Antes de comenzar, quiero retornar a esa relación del cine cubano con el realismo porque intuyo que, aunque Melián habla de una oposición entre el género realista y el fantástico, el sentido de esa conexión es aún más profunda. 

Si bien el realismo es una convención estilística que alude directamente a la realidad, el problema del cine cubano parece apuntar a la representación de un imaginario de realidad instrumentalizado por la Revolución en el poder y sus instituciones culturales. Si la Revolución es el centro gravitatorio de la realidad, entonces el realismo va a depender de las variantes que esa narrativa impone. André Bazin, estudioso de los problemas del realismo en el cine, se refería a la creación de “una impresión legible de la realidad” para aludir no solo a la asimilación de una narración convencional, sino también a una visión predominante del mundo. 

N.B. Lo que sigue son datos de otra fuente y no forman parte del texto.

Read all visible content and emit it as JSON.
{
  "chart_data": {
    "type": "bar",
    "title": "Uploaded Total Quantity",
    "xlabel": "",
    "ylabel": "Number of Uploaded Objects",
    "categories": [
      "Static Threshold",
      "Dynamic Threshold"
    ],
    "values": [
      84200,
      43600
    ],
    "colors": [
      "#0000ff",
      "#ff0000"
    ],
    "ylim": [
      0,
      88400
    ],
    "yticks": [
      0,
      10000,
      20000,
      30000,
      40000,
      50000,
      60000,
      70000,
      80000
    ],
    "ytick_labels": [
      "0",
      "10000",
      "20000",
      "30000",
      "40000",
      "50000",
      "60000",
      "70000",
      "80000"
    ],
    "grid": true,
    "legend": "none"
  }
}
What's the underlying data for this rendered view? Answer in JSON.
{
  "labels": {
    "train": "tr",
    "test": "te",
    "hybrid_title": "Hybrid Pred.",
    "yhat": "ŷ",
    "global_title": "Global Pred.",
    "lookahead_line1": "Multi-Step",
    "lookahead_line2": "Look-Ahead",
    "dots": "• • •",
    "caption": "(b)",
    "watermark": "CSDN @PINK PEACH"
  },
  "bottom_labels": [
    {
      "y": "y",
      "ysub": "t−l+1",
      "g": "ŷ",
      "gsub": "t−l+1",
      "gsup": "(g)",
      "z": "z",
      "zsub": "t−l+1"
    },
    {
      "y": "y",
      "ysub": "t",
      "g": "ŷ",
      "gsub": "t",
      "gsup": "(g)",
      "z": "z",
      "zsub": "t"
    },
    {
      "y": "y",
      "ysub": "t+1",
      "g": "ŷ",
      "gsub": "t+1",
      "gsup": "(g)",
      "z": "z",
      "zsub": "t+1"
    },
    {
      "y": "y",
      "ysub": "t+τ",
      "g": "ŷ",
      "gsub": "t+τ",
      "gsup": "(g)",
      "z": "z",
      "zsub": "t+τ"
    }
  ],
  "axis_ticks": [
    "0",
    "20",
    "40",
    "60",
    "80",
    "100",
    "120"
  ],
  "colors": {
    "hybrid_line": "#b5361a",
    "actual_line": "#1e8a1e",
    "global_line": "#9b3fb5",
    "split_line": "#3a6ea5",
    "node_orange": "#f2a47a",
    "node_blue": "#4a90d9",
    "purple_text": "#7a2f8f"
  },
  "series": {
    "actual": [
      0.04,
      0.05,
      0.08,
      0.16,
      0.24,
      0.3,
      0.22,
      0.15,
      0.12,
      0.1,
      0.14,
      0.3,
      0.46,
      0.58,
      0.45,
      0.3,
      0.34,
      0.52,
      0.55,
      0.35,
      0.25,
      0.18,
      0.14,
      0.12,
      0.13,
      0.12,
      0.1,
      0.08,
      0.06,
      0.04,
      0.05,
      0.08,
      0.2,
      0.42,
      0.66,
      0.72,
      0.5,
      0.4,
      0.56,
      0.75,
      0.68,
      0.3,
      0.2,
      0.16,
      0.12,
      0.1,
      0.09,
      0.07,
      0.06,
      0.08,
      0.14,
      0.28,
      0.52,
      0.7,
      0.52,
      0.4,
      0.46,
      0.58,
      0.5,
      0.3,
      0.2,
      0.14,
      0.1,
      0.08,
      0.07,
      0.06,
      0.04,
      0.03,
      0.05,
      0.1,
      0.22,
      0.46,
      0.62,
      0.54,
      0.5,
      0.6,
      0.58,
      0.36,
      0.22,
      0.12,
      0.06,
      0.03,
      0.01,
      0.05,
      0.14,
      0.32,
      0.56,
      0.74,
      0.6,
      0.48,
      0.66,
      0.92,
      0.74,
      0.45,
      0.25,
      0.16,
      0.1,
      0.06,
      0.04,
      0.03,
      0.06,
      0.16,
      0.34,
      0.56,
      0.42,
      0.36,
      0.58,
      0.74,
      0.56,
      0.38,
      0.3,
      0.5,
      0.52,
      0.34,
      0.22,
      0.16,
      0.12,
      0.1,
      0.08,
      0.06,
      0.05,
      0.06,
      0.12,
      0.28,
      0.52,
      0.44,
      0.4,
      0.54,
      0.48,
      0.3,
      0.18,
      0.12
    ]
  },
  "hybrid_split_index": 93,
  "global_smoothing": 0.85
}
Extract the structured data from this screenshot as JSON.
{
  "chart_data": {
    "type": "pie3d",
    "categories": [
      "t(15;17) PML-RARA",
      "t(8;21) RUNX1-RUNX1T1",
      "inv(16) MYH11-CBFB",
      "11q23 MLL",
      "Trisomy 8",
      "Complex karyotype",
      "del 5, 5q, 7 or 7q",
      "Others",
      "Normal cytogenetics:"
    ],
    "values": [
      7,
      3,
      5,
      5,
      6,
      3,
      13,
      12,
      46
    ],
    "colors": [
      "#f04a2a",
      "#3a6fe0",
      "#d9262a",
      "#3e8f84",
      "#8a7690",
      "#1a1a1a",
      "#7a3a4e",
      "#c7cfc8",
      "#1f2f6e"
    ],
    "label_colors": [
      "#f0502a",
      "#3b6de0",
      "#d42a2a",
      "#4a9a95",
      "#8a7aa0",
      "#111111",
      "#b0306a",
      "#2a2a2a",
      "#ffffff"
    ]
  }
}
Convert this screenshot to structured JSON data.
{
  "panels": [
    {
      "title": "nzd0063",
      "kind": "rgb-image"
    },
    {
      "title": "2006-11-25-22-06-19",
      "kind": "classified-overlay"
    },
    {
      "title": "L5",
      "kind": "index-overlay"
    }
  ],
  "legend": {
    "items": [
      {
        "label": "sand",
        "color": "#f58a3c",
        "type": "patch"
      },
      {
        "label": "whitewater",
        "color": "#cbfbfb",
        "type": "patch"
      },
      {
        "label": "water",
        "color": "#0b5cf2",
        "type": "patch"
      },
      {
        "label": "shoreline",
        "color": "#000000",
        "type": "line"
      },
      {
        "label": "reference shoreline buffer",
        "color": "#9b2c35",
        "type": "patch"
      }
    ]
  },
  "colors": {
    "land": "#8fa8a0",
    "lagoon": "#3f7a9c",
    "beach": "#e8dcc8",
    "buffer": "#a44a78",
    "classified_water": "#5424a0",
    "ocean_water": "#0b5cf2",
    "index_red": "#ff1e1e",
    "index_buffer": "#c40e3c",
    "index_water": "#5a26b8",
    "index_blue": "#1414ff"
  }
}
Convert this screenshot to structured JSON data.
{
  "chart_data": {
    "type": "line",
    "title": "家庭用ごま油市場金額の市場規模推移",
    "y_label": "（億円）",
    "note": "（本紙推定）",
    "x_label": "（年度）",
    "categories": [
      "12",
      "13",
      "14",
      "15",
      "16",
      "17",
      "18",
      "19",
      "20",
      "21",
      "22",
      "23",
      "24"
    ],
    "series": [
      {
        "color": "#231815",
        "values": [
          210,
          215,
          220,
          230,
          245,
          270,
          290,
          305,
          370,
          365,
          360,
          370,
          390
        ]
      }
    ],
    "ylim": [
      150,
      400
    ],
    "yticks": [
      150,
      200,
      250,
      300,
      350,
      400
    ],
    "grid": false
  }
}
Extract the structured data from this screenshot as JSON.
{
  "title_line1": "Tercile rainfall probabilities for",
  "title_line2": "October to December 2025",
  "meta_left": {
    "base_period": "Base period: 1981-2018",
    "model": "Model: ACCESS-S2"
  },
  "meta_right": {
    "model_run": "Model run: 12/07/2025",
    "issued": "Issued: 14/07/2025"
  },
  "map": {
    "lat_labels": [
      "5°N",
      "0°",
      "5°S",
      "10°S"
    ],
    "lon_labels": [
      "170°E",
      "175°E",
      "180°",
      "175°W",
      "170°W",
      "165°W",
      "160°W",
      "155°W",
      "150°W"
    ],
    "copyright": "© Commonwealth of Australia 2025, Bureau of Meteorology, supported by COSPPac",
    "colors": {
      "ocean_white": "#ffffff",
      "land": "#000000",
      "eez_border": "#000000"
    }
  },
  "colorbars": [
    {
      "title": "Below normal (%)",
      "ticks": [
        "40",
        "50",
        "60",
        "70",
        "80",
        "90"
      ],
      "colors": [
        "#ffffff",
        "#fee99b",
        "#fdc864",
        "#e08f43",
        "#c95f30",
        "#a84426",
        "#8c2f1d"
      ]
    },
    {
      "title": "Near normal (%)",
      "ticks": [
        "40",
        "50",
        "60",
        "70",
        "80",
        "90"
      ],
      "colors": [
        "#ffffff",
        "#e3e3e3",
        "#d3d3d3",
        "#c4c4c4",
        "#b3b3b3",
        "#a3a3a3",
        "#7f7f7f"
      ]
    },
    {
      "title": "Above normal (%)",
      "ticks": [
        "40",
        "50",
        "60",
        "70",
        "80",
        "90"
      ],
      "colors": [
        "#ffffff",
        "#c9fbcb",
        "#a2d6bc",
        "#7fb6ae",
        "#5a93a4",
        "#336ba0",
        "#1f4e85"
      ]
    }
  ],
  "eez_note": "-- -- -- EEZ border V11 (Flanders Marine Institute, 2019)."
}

En ese sentido, hablar de un escape del realismo en el cine cubano implica evadir las lógicas que el proceso revolucionario impone para leer la realidad del país, pero también implica escapar de esa retórica (lógicas productivas, aparición de ciertos espacios y conflictos, tipos específicos de personajes, e incluso, cierto tipo de planos, cortes, etc.). Crear alternativas al realismo implica escapar de la representación de una realidad capitalizada por el discurso revolucionario y, además, liberarse del formalismo que la propia Revolución representa. Pero el desafío no está en evadir la realidad, sino en su instrumentalización. En ese sentido, tanto la ficción de Melián como el documental de Alonso operan con una realidad que, al estar fuera de esa retórica parásita, conduce de una forma distinta a reflexionar sobre el saldo de los últimos sesenta años de la historia de Cuba. 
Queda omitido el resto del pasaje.